Hell yeah!
What do you do after a night of pizzaing, when somehow there is dough left over? Make fruity brunch pizza, of course! You have no idea what you’re missing — yet. A moist fruit topping on a coconutty base with a marvelously crispy crust underneath is just what your sleepy tastebuds would like.

You will need, more or less:
- coconut milk (we used a 5.6 oz/165 mL can)
- agave syrup or a sweetener of choice
- spices for coconut milk mixture (we used cinnamon and cardamom)
- pizza dough (this was a quarter recipe of VWaV’s pizza dough; full recipe makes 2 normal crusts)
- fruit(s) of choice (we used mango, pineapple, and d’Anjou pear)
Before anything else happens, preheat the oven to 425° (or 400°, or 450°, or wherever you like to bake your pizzas). Keep the bottom rack low — either the bottom or second-lowest rack, which is what we used (neither of us has/uses a pizza stone, and this oven had burned a naked pizza on the bottom rack). That way it’s close enough to the heat to get crispy, without getting burninated.
In a small bowl, add the coconut milk, a very liberal squeeze of agave nectar (maybe a couple tablespoons?), and your chosen spices (taste to adjust; you’d be surprised how mighty our friend the coconut is). Mix it up.
Grab your dough and wrangle it into a pizza-looking shape on a baking sheet. Stab it a bunch of times with a fork to keep crazy bubbles from happening. Once the oven’s hot, toss the sheet+dough in for 5-10 minutes — the idea is to get it firm enough to rest on a rack alone, not to bake it. Keep an eye on it.
Our fruit choices gave us a pleasantly tropical pizza. Try whatever you have on hand, or whatever is fresh at the store, and let us know how it turns out. We had excellent luck asking the produce guy at the store, too — they know their produce, and we got excellent advice and a perfect mango because of it.
We chopped our fruit into little bite-sized pieces so they wouldn’t pull the rest of the toppings off when we took a bite. Sticks, dice, chunks; whatever floats your boat will work marvelously.
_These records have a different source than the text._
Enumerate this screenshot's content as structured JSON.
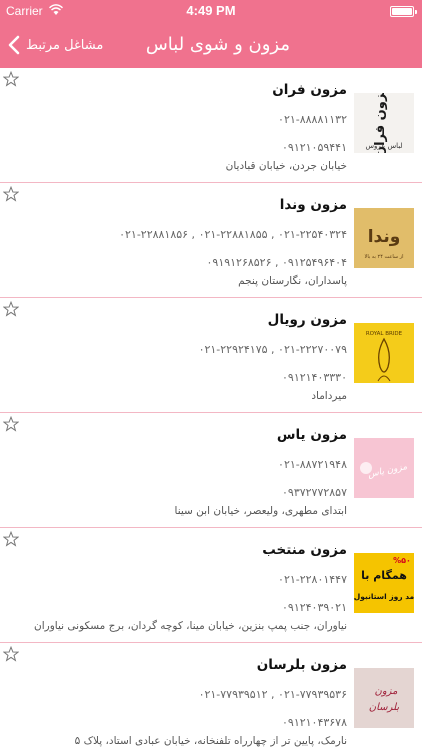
{
  "status_bar": {
    "carrier": "Carrier",
    "time": "4:49 PM"
  },
  "nav": {
    "title": "مزون و شوی لباس",
    "back_label": "مشاغل مرتبط"
  },
  "colors": {
    "accent": "#f0728e",
    "divider": "#f3b7c4"
  },
  "items": [
    {
      "name": "مزون فران",
      "phone1": "۰۲۱-۸۸۸۸۱۱۳۲",
      "phone2": "۰۹۱۲۱۰۵۹۴۴۱",
      "address": "خیابان جردن، خیابان قبادیان",
      "thumb_text": "مزون فران",
      "thumb_subtext": "لباس عروس"
    },
    {
      "name": "مزون وندا",
      "phone1": "۰۲۱-۲۲۵۴۰۳۲۴ , ۰۲۱-۲۲۸۸۱۸۵۵ , ۰۲۱-۲۲۸۸۱۸۵۶",
      "phone2": "۰۹۱۲۵۴۹۶۴۰۴ , ۰۹۱۹۱۲۶۸۵۲۶",
      "address": "پاسداران، نگارستان پنجم",
      "thumb_text": "وندا",
      "thumb_subtext": "از ساعت ۲۴ به بالا"
    },
    {
      "name": "مزون رویال",
      "phone1": "۰۲۱-۲۲۲۷۰۰۷۹ , ۰۲۱-۲۲۹۲۴۱۷۵",
      "phone2": "۰۹۱۲۱۴۰۳۳۳۰",
      "address": "میرداماد",
      "thumb_text": "ROYAL BRIDE",
      "thumb_subtext": ""
    },
    {
      "name": "مزون یاس",
      "phone1": "۰۲۱-۸۸۷۲۱۹۴۸",
      "phone2": "۰۹۳۷۲۷۷۲۸۵۷",
      "address": "ابتدای مطهری، ولیعصر، خیابان ابن سینا",
      "thumb_text": "مزون یاس",
      "thumb_subtext": ""
    },
    {
      "name": "مزون منتخب",
      "phone1": "۰۲۱-۲۲۸۰۱۴۴۷",
      "phone2": "۰۹۱۲۴۰۳۹۰۲۱",
      "address": "نیاوران، جنب پمپ بنزین، خیابان مینا، کوچه گردان، برج مسکونی نیاوران",
      "thumb_text": "همگام با",
      "thumb_subtext": "مد روز استانبول",
      "thumb_badge": "%۵۰"
    },
    {
      "name": "مزون بلرسان",
      "phone1": "۰۲۱-۷۷۹۳۹۵۳۶ , ۰۲۱-۷۷۹۳۹۵۱۲",
      "phone2": "۰۹۱۲۱۰۴۳۶۷۸",
      "address": "نارمک، پایین تر از چهارراه تلفنخانه، خیابان عبادی استاد، پلاک ۵",
      "thumb_text": "مزون",
      "thumb_subtext": "بلرسان"
    }
  ],
  "icons": {
    "star": "star-outline-icon",
    "back": "chevron-left-icon",
    "wifi": "wifi-icon",
    "battery": "battery-icon"
  }
}
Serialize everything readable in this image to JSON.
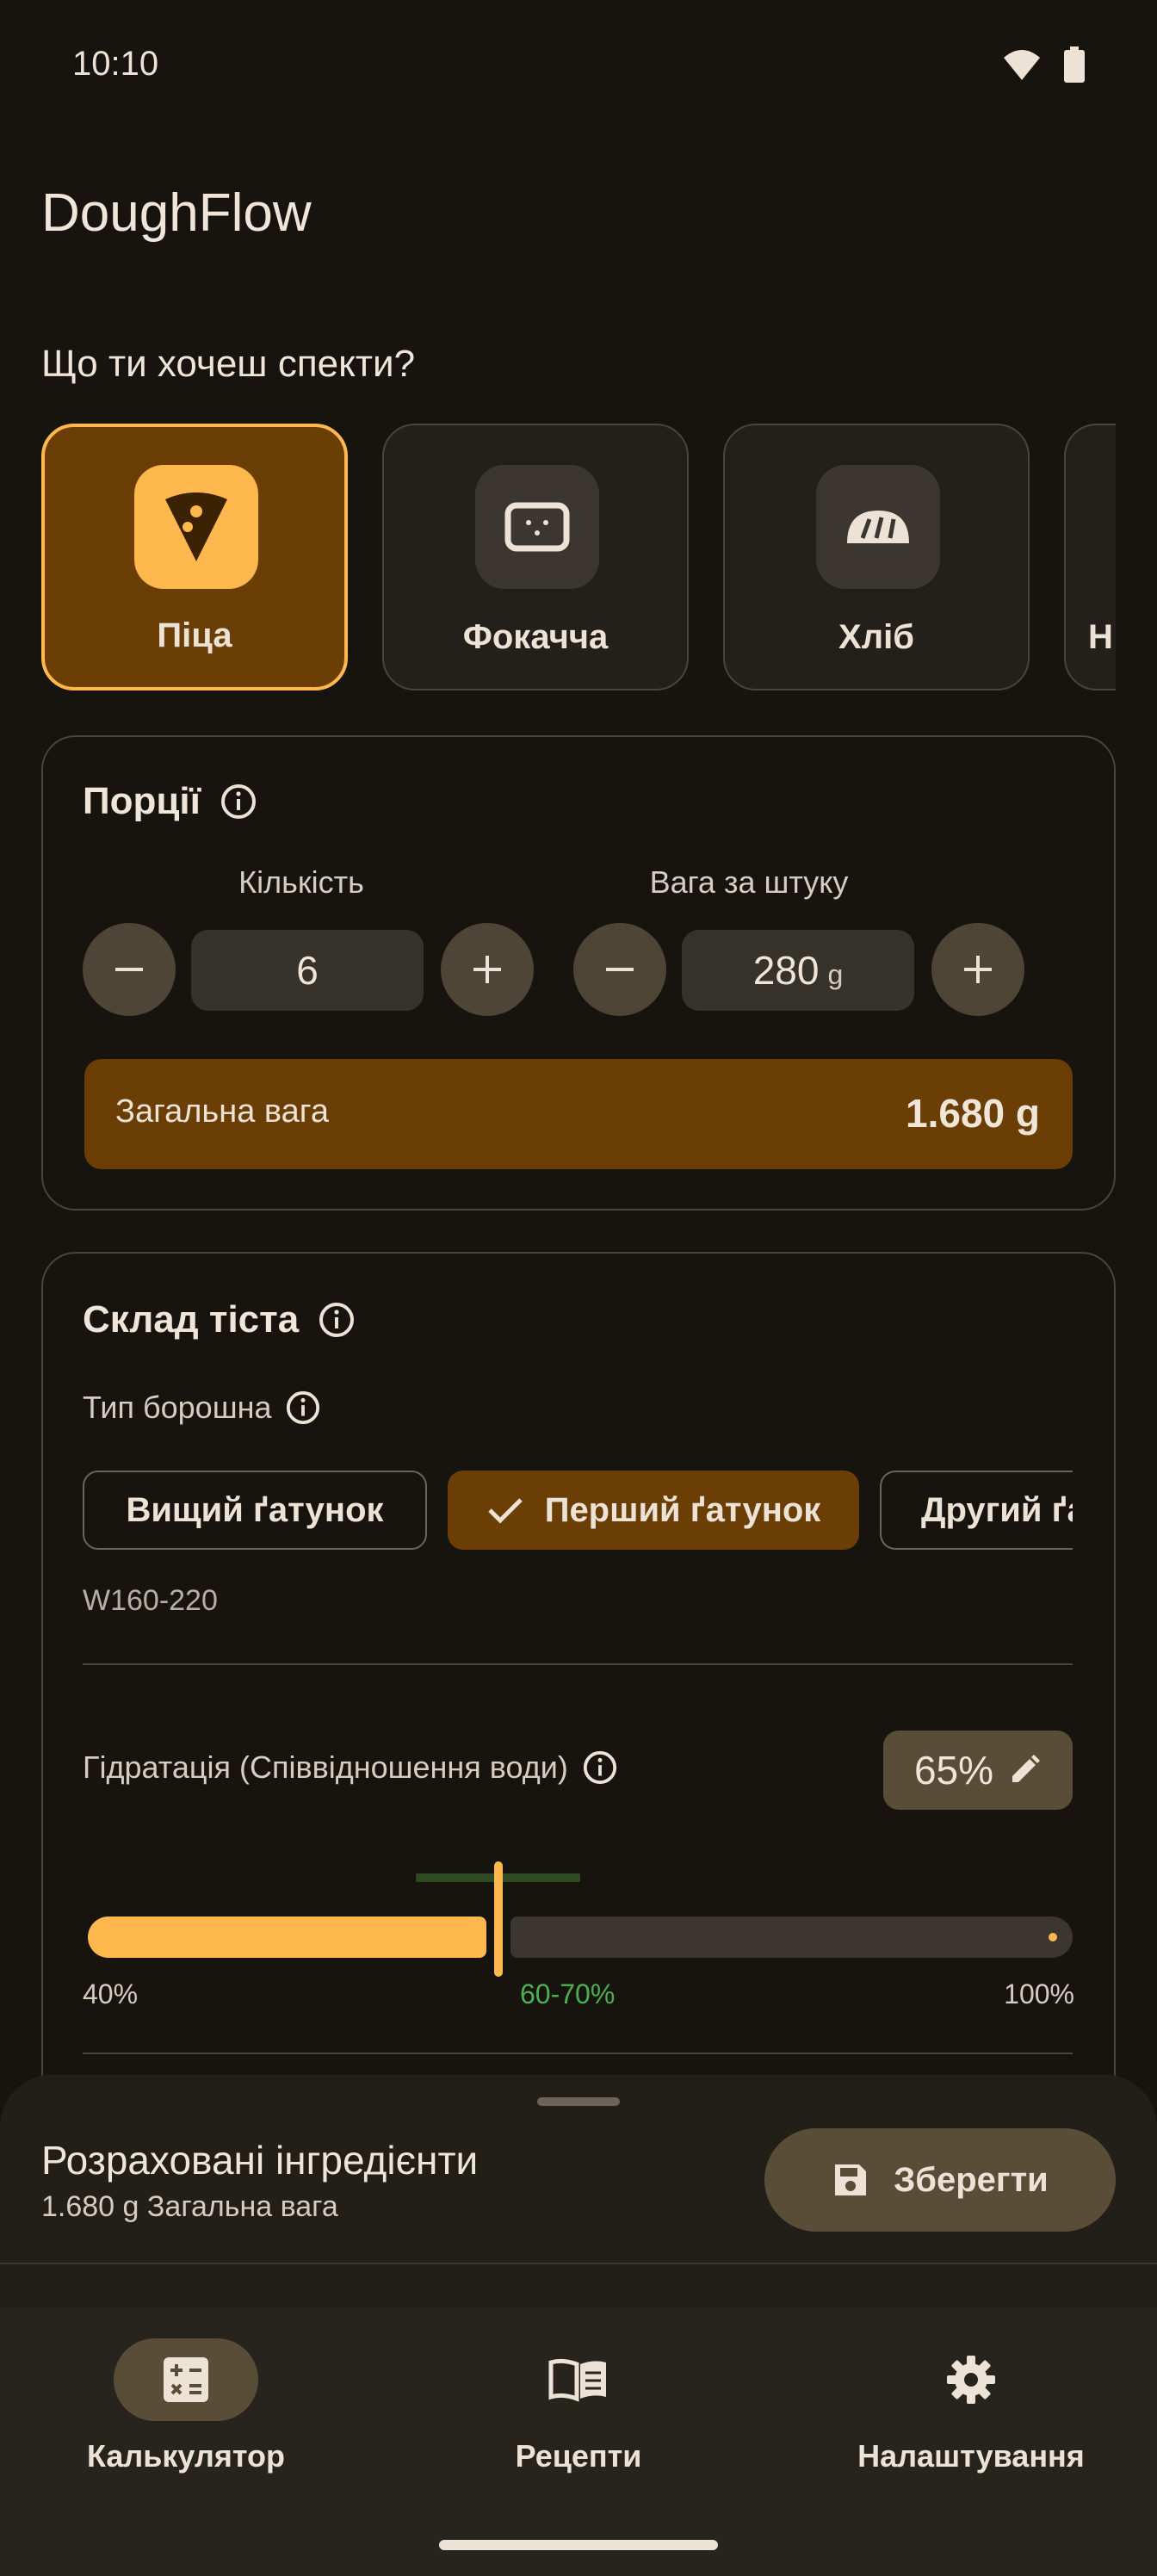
{
  "status": {
    "time": "10:10"
  },
  "app": {
    "title": "DoughFlow"
  },
  "bake_question": "Що ти хочеш спекти?",
  "categories": [
    {
      "label": "Піца",
      "icon": "pizza-icon",
      "selected": true
    },
    {
      "label": "Фокачча",
      "icon": "focaccia-icon",
      "selected": false
    },
    {
      "label": "Хліб",
      "icon": "bread-icon",
      "selected": false
    },
    {
      "label": "Н",
      "icon": "partial-icon",
      "selected": false
    }
  ],
  "portions": {
    "title": "Порції",
    "count_label": "Кількість",
    "count_value": "6",
    "weight_label": "Вага за штуку",
    "weight_value": "280",
    "weight_unit": "g",
    "total_label": "Загальна вага",
    "total_value": "1.680 g"
  },
  "dough": {
    "title": "Склад тіста",
    "flour_label": "Тип борошна",
    "flour_options": [
      "Вищий ґатунок",
      "Перший ґатунок",
      "Другий ґа"
    ],
    "flour_selected_index": 1,
    "flour_strength": "W160-220",
    "hydration_label": "Гідратація (Співвідношення води)",
    "hydration_value": "65%",
    "hydration_fraction": 0.65,
    "range_min": "40%",
    "range_recommended": "60-70%",
    "range_max": "100%"
  },
  "sheet": {
    "title": "Розраховані інгредієнти",
    "subtitle": "1.680 g Загальна вага",
    "save_label": "Зберегти"
  },
  "nav": [
    {
      "label": "Калькулятор",
      "icon": "calculator-icon",
      "active": true
    },
    {
      "label": "Рецепти",
      "icon": "book-icon",
      "active": false
    },
    {
      "label": "Налаштування",
      "icon": "gear-icon",
      "active": false
    }
  ],
  "colors": {
    "accent": "#ffb84d",
    "accent_dark": "#6b3e05",
    "background": "#17140f",
    "recommended": "#4caf50"
  }
}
When the dough has firmed up, remove it from the oven and take it off the baking sheet. Then spoon a bit of the coconut milk sauce onto the dough (it will thin some; this is fine), spread it out, and add your chopped fruit. Put it all back in the oven directly on your chosen rack. When the crust is a little golden and the sauce has dried out around the edges (10-15 minutes?), remove it from the oven, slice it, and put it in your belly.
Also, the sauce makes a great dipping sauce for fruits if you don’t have any dough sitting around and still want a yummy snack. (This is also an excellent way to while away the minutes as your oven is preheating, or your crust is prebaking. We certainly tried this out extensively and had plenty of sauce for the crust.)